Obviously, the PTB managed to get through that late 90s crisis period (and a few since then). The A/FOA archives helped us to develop some strong theories about how the PTB managed to do so.

So we view these archives as being valuable on several levels. Not least because they recast the relationship between gold, currency, oil and geopolitics. I personally feel that needlepoint and crochet are two glaring holes in their range but the topics they did discuss gave many here a lot of "homework" to do.

Guided study is thought to be superior to self-directed study by some educators. Few students have the brilliance and burning curiosity to blaze new trails based on their own inspired insights. This simpleton appreciates a little guidance. A few pointers or tips about the direction I should take in order to pick up the scent. From time to time I also like to compare notes with other people involved in the hunt.

I notice that Bob Dylan was mentioned earlier. As he once said "get out of the way if you can't lend a hand" because "the times they are a-changin". Let's take that injunction to heart.

Edwardo said...

Costata, I'm glad you mentioned produce markets, because, I think, if you examine the nature of food production in the U.S., specifically who controls it and how, you will encounter something that fails to meet your criteria.

Now I realize that, strictly speaking, the food production industry does not equate to produce markets, and, yet, the two are inextricable.

Anonymous said...


Where can I procure physical gold? us mint or are there better places to get delivery?

Nickelsaver said...


I will assume you are in the USA. If you click on my blogger profile and send me an email, I will give you my perspective on where to buy.


I was hoping to talk you as well. Give me a buzz via email if you get the chance. Thanks

costata said...


I take your point. I could have pointed to XYZ or ABC produce market in Australia as examples but it would have no meaning for people who are not familiar with those markets.

Perhaps the solution would be to ask everyone to think of a market they know which best meets the criteria eg. the flea market example from Woland in an earlier comment (here):


costata said...

A big Hello to Oldinvestor,

Recalling that report I posted a link to earlier in this thread quoting a HSBC "gold guru" as saying that the "marginal cost" of gold production is $1,450. I would like to add this: Trader Dan Norcini talking to KWN. (h/t JSmineset)

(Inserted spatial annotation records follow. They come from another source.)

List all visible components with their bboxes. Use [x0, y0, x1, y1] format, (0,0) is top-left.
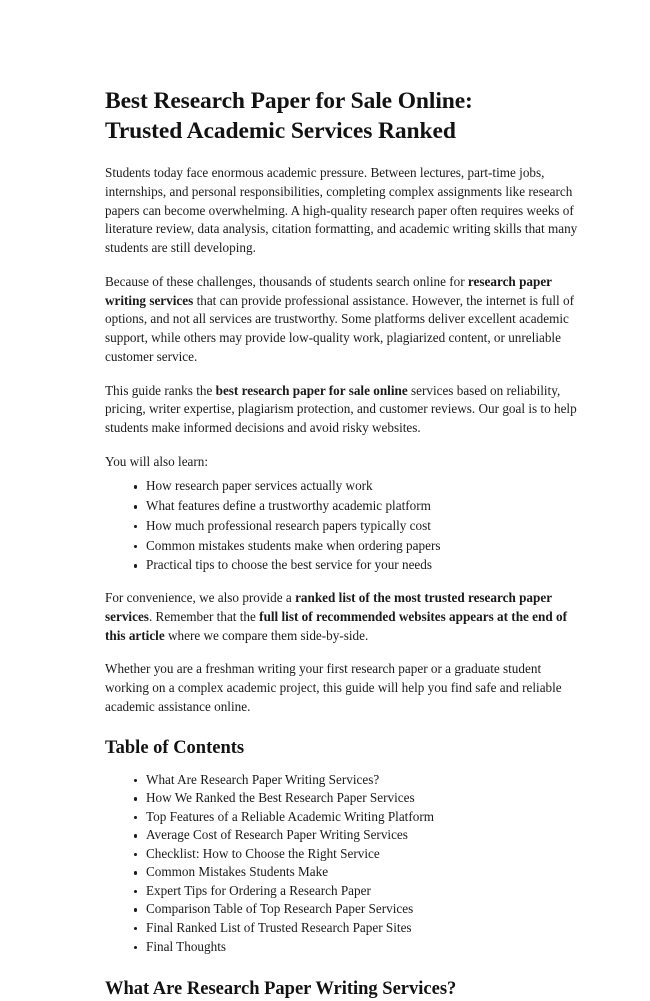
- list-item: [133, 497, 578, 516]
- table-of-contents-list: [105, 771, 578, 956]
- table-of-contents-heading: Table of Contents: [105, 737, 245, 758]
- learn-item-label: How much professional research papers typically cost: [146, 517, 431, 533]
- challenges-paragraph: [105, 273, 578, 367]
- toc-item-label: Final Ranked List of Trusted Research Paper Sites: [146, 920, 412, 936]
- convenience-text-1: For convenience, we also provide a: [105, 590, 296, 606]
- learn-item-label: How research paper services actually work: [146, 478, 373, 494]
- list-item: [133, 556, 578, 575]
- challenges-text-2: that can provide professional assistance. However, the internet is full of options, and not all services are trustworthy. Some platforms deliver excellent academic support, while others may provide low-quality work, plagiarized content, or unreliable customer service.: [105, 292, 574, 364]
- learn-list: [105, 477, 578, 575]
- list-item[interactable]: [133, 938, 578, 957]
- toc-item-label: Common Mistakes Students Make: [146, 864, 329, 880]
- guide-ranking-paragraph: [105, 382, 578, 438]
- list-item: [133, 477, 578, 496]
- challenges-bold-term: research paper writing services: [105, 273, 552, 308]
- guide-text-2: services based on reliability, pricing, writer expertise, plagiarism protection, and customer reviews. Our goal is to help students make informed decisions and avoid risky websites.: [105, 382, 577, 435]
- toc-item-label: What Are Research Paper Writing Services?: [146, 771, 380, 787]
- toc-item-label: Comparison Table of Top Research Paper Services: [146, 901, 414, 917]
- convenience-paragraph: [105, 589, 578, 645]
- list-item[interactable]: [133, 826, 578, 845]
- list-item[interactable]: [133, 808, 578, 827]
- list-item[interactable]: [133, 863, 578, 882]
- convenience-text-2: . Remember that the: [148, 608, 260, 624]
- audience-paragraph: Whether you are a freshman writing your first research paper or a graduate student working on a complex academic project, this guide will help you find safe and reliable academic assistance online.: [105, 661, 562, 714]
- toc-item-label: Average Cost of Research Paper Writing Services: [146, 827, 408, 843]
- toc-item-label: Expert Tips for Ordering a Research Paper: [146, 882, 371, 898]
- page-title-line-2: Trusted Academic Services Ranked: [105, 118, 456, 145]
- learn-item-label: Common mistakes students make when ordering papers: [146, 537, 441, 553]
- guide-bold-term: best research paper for sale online: [215, 382, 408, 398]
- learn-list-lead-in: You will also learn:: [105, 453, 209, 469]
- toc-item-label: How We Ranked the Best Research Paper Services: [146, 790, 415, 806]
- intro-paragraph: Students today face enormous academic pressure. Between lectures, part-time jobs, internships, and personal responsibilities, completing complex assignments like research papers can become overwhelming. A high-quality research paper often requires weeks of literature review, data analysis, citation formatting, and academic writing skills that many students are still developing.: [105, 165, 578, 256]
- learn-item-label: What features define a trustworthy academic platform: [146, 498, 431, 514]
- page-title-line-1: Best Research Paper for Sale Online:: [105, 88, 473, 114]
- list-item[interactable]: [133, 789, 578, 808]
- list-item[interactable]: [133, 845, 578, 864]
- list-item[interactable]: [133, 771, 578, 790]
- convenience-bold-1: ranked list of the most trusted research paper services: [105, 590, 552, 624]
- toc-item-label: Top Features of a Reliable Academic Writing Platform: [146, 808, 434, 824]
- list-item: [133, 517, 578, 536]
- list-item[interactable]: [133, 919, 578, 938]
- guide-text-1: This guide ranks the: [105, 382, 216, 398]
- toc-item-label: Final Thoughts: [146, 938, 226, 954]
- convenience-bold-2: full list of recommended websites appears at the end of this article: [105, 608, 567, 643]
- list-item: [133, 537, 578, 556]
- learn-item-label: Practical tips to choose the best service for your needs: [146, 557, 433, 573]
- list-item[interactable]: [133, 900, 578, 919]
- convenience-text-3: where we compare them side-by-side.: [164, 627, 369, 643]
- page-title: [105, 86, 578, 146]
- toc-item-label: Checklist: How to Choose the Right Service: [146, 845, 380, 861]
- challenges-text-1: Because of these challenges, thousands of students search online for: [105, 273, 468, 289]
- list-item[interactable]: [133, 882, 578, 901]
- next-section-heading: What Are Research Paper Writing Services?: [105, 979, 457, 1000]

“Earlier in the trading session when gold stabilized near the $1,635 level and pushed back through $1,640, somebody came in, out of nowhere, with huge size on the bids and there was a massive surge in volume. This took the price from $1,640, all the way up to $1,660.

So gold moved $20 very quickly, in roughly 30 minutes. It was a sharp rise in gold. There was a little bit of hesitation there and then another surge came in and took gold to $1,665.

From a technical perspective, they pushed out a bunch of brand new, fresh short positions....

Tis a brave soul who attempts to push the price of gold below the cost of production or chases the paper gold price if it pushes down toward that level. As Another informed us that stunt has been pulled before and the LBMA chaps responsible were treated to a near death experience for their pains.

Cease and desist you imps, you scallywags! Don't press your advantage too hard, Gordon Brown has left the building.


They say "Don't fight the Fed". Your Uncle costata says "Don't fight the BIS" In either direction BTW. I don't think the time for transition is upon us just yet FWIW. So if the game is still to balance supply and demand for physical gold in an uptrending market then don't crack the champagne just because the price of gold goes for a sprint to the upside in the next little while. Price = Supply.

IMHO you have to take note of demand by region and the cost of gold in those regional currencies as well as US dollars in order to see the true supply picture. Sadly we cannot know the actual demand picture at any given time if the LBMA members and the Chinese are "working over" the physical gold market with brass knuckles and a crow bar. But I think we can look at any weakness in demand from India as an open invitation to these folks. (That's just my two cents worth of course.)